The Italian club have been left in the dark about Celtic and must be hoping they do not stumble over them when the clubs meet on Tuesday in the delayed opening to Champions' League Group E.

Corradini had been dispatched to Glasgow by Marcello Lippi to assess O'Neill's side against Rosenborg on Wednesday night, but events in the United States rendered all of those plans meaningless.

Now Juventus are involved in a frantic race to learn as much as they can about the Scottish champions. Last season's Treble success at Parkhead will barely have registered in Italy, and for O'Neill the element of surprise could work in his favour in the Stadio Delle Alpi.

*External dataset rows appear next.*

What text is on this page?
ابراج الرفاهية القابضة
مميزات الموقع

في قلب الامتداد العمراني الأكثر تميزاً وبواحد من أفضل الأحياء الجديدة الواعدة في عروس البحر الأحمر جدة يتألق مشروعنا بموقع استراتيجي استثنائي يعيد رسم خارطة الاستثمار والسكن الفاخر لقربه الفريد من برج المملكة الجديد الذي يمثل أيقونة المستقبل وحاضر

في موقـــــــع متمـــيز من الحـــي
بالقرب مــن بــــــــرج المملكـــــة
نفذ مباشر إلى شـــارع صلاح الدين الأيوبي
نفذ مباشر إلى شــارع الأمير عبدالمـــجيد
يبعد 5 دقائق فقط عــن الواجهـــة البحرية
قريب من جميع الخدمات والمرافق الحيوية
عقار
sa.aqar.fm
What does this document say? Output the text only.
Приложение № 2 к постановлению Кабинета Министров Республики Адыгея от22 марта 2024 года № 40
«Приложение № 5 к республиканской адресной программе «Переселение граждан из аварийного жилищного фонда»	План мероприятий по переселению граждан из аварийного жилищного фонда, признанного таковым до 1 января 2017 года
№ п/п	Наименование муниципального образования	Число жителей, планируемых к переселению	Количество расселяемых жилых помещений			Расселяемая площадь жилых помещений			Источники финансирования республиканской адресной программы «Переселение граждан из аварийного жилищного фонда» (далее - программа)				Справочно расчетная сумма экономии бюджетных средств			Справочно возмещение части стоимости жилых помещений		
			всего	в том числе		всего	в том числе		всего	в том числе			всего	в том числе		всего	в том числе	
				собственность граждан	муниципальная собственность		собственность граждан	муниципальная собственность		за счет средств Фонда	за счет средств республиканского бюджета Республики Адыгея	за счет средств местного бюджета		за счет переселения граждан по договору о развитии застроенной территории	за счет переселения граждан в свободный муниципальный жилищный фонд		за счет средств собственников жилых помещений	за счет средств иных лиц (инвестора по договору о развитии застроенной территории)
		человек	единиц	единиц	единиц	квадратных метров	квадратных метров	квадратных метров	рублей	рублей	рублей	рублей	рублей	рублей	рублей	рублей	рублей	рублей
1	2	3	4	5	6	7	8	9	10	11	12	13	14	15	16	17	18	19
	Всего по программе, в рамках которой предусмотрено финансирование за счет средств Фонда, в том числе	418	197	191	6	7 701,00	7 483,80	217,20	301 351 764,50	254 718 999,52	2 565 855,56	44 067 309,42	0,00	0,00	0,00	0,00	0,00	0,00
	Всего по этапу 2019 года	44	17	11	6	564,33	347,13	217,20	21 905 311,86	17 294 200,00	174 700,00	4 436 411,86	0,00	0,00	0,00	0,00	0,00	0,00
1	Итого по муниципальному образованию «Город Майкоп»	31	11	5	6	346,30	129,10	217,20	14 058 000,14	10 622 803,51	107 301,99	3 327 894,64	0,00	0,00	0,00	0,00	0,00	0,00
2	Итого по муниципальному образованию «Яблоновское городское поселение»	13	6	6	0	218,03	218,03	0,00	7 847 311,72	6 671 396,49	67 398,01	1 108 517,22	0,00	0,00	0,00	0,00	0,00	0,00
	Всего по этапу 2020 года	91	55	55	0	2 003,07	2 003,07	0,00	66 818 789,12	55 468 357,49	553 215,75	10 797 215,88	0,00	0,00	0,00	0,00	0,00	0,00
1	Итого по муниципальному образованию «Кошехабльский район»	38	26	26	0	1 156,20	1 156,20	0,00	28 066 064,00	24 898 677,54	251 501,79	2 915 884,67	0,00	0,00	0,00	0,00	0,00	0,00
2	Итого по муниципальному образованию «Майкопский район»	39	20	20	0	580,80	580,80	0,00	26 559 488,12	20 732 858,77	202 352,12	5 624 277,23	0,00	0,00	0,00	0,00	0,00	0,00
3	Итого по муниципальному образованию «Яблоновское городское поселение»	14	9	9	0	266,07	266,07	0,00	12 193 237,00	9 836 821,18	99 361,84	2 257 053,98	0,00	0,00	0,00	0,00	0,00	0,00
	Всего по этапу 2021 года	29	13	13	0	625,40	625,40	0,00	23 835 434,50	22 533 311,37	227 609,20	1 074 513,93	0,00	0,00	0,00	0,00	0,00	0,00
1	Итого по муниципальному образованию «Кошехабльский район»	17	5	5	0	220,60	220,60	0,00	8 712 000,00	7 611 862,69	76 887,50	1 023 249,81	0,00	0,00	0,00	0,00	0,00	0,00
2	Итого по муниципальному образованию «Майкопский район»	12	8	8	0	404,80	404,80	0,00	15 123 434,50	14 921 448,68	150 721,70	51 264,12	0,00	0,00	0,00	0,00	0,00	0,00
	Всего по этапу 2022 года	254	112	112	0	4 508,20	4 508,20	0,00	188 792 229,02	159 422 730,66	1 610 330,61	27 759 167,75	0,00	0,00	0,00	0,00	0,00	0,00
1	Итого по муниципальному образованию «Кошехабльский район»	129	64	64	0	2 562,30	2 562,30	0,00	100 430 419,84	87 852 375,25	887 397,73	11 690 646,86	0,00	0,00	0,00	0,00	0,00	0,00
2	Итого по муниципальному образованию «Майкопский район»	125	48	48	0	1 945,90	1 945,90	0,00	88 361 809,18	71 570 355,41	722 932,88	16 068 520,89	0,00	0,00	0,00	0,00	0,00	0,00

The Celtic manager would have preferred to kick off by banking three points at home against Rosenborg than being pitted against the team which reached three successive finals between 1996 and 1998 and spent £106 million on new recruits in the summer.

Yet going in blind may prove as much of a handicap for Italy's most glamorous club as it does for Celtic. As O'Neill knows only too well, Nottingham Forest's low profile was so successful that he was part of the team which lifted the European Cup twice, in 1979 and 1980, before the penny dropped. "When the draw was made, I was glad to have a home game first and the second at Juventus," said O'Neill on Friday. "Obviously what happened in New York prevented that. Although people say there is great pressure in going to Juventus, we want to go there and play as refreshingly as possible, in a similar sort of vein to the Ajax game. The whole idea of us trying to win the League and get into the Champions' League was to try and prove ourselves at this level.

"I don't want us to go out of the competition meekly and be living with regret, saying we could have been more positive. At the end of it I want us to have given ourselves every possibility of qualifying for the second stage, but I don't want us to hide away." Corradini's spy mission will have helped Juve fill in the blanks on Henrik Larsson and Co, though O'Neill revealed that the clubs in Group E have supplied each other with video tapes of their own games. O'Neill could simply have raided Channel 4's library. The sublime skills of Alessandro Del Piero have shone like a beacon for the bianconeri for several years, and though Zinedine Zidane departed for a world-record £47m to Real Madrid, the acquisition of defender Lilian Thuram and keeper Gianluigi Buffon from Parma, and Pavel Nedved from Lazio, have simply added further lustre.

"I think people might have looked at Zidane going and thought Juventus were going to go through a transition spell," reflected O'Neill. "But they are probably stronger now. People thought Man-chester United would go downhill when Eric Cantona left, and instead they took off."

O'Neill is hoping that Larsson, who remains largely unknown despite winning the European Golden Boot, can pierce the Juventus defence just as he did Italy's for Sweden at Euro 2000. "Henrik could play in Serie A without any doubt," he declared. "There are a few players who can change the game with a stroke of genius and he is one."